01:35:04 And oftentimes, it's the biggest financial institutions.
01:35:07 We're talking multi-billion, you know, trillion dollar institutions that are getting that
01:35:11 back, that money.
01:35:12 So it's a wealth extraction and it's also a financial exclusion process.
01:35:19 Thank you for that.
01:35:20 Mr.

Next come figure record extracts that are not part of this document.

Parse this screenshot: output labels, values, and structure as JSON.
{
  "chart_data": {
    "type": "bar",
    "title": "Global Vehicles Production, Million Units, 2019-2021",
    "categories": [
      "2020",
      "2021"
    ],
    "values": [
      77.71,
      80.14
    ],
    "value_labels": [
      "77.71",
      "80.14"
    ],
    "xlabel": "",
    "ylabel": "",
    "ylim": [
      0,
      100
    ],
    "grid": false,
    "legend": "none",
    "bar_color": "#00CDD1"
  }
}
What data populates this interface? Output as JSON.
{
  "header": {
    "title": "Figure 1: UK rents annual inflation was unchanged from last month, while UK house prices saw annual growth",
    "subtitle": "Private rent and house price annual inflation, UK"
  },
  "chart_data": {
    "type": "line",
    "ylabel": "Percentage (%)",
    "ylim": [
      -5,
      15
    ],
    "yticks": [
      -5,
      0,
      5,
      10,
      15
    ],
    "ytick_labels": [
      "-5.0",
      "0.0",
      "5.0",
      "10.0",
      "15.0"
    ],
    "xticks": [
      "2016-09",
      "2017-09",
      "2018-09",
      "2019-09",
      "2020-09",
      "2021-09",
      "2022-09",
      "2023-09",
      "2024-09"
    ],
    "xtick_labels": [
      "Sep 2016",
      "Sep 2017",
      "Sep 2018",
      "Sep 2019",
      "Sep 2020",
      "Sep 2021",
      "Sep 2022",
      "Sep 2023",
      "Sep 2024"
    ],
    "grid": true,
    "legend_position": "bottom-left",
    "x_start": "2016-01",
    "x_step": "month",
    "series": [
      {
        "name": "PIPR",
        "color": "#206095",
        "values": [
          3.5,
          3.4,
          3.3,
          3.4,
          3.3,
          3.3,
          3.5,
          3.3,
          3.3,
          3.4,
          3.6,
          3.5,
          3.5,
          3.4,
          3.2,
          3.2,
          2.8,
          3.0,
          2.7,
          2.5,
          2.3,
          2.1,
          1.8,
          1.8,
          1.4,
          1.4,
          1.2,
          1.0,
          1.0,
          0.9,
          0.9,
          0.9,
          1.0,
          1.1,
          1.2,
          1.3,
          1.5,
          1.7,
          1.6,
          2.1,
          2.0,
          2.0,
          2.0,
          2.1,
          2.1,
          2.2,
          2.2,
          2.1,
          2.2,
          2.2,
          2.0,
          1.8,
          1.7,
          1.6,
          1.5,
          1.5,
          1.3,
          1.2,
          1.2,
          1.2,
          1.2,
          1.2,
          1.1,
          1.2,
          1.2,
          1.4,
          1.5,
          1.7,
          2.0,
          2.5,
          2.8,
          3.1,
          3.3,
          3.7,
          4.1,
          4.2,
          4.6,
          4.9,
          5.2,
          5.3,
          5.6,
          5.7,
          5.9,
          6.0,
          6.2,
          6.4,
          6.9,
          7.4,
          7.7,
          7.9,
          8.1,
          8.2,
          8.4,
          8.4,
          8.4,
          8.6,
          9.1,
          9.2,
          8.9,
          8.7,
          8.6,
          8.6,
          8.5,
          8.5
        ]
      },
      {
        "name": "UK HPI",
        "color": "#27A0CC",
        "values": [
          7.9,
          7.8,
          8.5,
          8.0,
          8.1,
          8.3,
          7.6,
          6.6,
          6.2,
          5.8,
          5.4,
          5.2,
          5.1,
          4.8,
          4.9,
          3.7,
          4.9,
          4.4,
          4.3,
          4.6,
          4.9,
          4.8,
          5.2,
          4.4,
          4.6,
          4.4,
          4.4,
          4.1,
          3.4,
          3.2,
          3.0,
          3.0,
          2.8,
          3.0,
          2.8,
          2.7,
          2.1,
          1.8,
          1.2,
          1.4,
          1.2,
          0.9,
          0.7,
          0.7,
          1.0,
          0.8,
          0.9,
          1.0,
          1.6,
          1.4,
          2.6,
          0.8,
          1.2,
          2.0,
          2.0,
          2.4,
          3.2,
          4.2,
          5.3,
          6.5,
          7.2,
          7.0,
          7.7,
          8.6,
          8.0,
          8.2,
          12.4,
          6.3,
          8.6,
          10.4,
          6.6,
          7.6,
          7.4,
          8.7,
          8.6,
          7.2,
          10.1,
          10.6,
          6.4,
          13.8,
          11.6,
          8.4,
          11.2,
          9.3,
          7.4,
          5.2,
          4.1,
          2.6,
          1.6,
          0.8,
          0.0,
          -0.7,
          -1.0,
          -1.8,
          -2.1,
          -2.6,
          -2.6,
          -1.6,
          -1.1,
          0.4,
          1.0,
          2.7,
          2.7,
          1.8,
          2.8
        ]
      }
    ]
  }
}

Rust, I'd love to get your thoughts to that question.
01:35:26 And I have done some work to introduce a set of bills relative to expanding language inclusivity
01:35:37 and making sure that we are making the information much more accessible to people whose language
01:35:44 is--first language is not English.
01:35:46 And so, I would love to have you combine these two issues for me if you can.
01:35:54 How and why are we here and then what are things like language access and ways that
01:36:01 companies continue to take advantage of these communities?
01:36:06 So sure, thank you.
01:36:07 I'll start with the first half and touching on a bit of what Santi said but adding that
01:36:14 Gen Z and millennials face a housing market that's dramatically different than what generations
01:36:19 before did.
01:36:21 Currently something like 30% of Gen Z after high school or college are living with their
01:36:26 parents.
01:36:27 And this is really about a lack of supply of housing, right?
01:36:31 But this means that they're not getting on the escalator to home ownership, to wealth
01:36:35 building, to all the aspects of what we associate with the American dream.
01:36:40 So related to your question, these new generations, younger generations are more diverse, right?
01:36:46 The bargain they're seeing isn't the same bargain.
01:36:49 And so the point about making sure that financial institutions use inclusive language, well,
01:36:54 this is very important.
01:36:55 We've worked a lot over time in things like adverse action notices, right?
01:37:01 When you are turned down for credit, well, why were you turned down for credit?
01:37:04 Well, if it's in English, that doesn't really help.
01:37:06 If you're someone who comes from a family that speaks a different language, right?
01:37:11 This is vitally important to being fair.
01:37:14 Thank you, Senator Butler.
01:37:18 Thank you all for being here, for good questions.
01:37:21 I appreciated so many people, especially on this side of the aisle, with such good questions.
01:37:27 Appreciated the involvement of everyone on this committee.
01:37:30 Senators who wish to submit questions for the hearing record, they're due one week from
01:37:34 today, March, May 9th.
01:37:36 To the witnesses, please submit your responses to the questions within 45 days from the day
01:37:41 you receive them.
01:37:43 Thank you all again.
01:37:44 With that, the hearing is adjourned.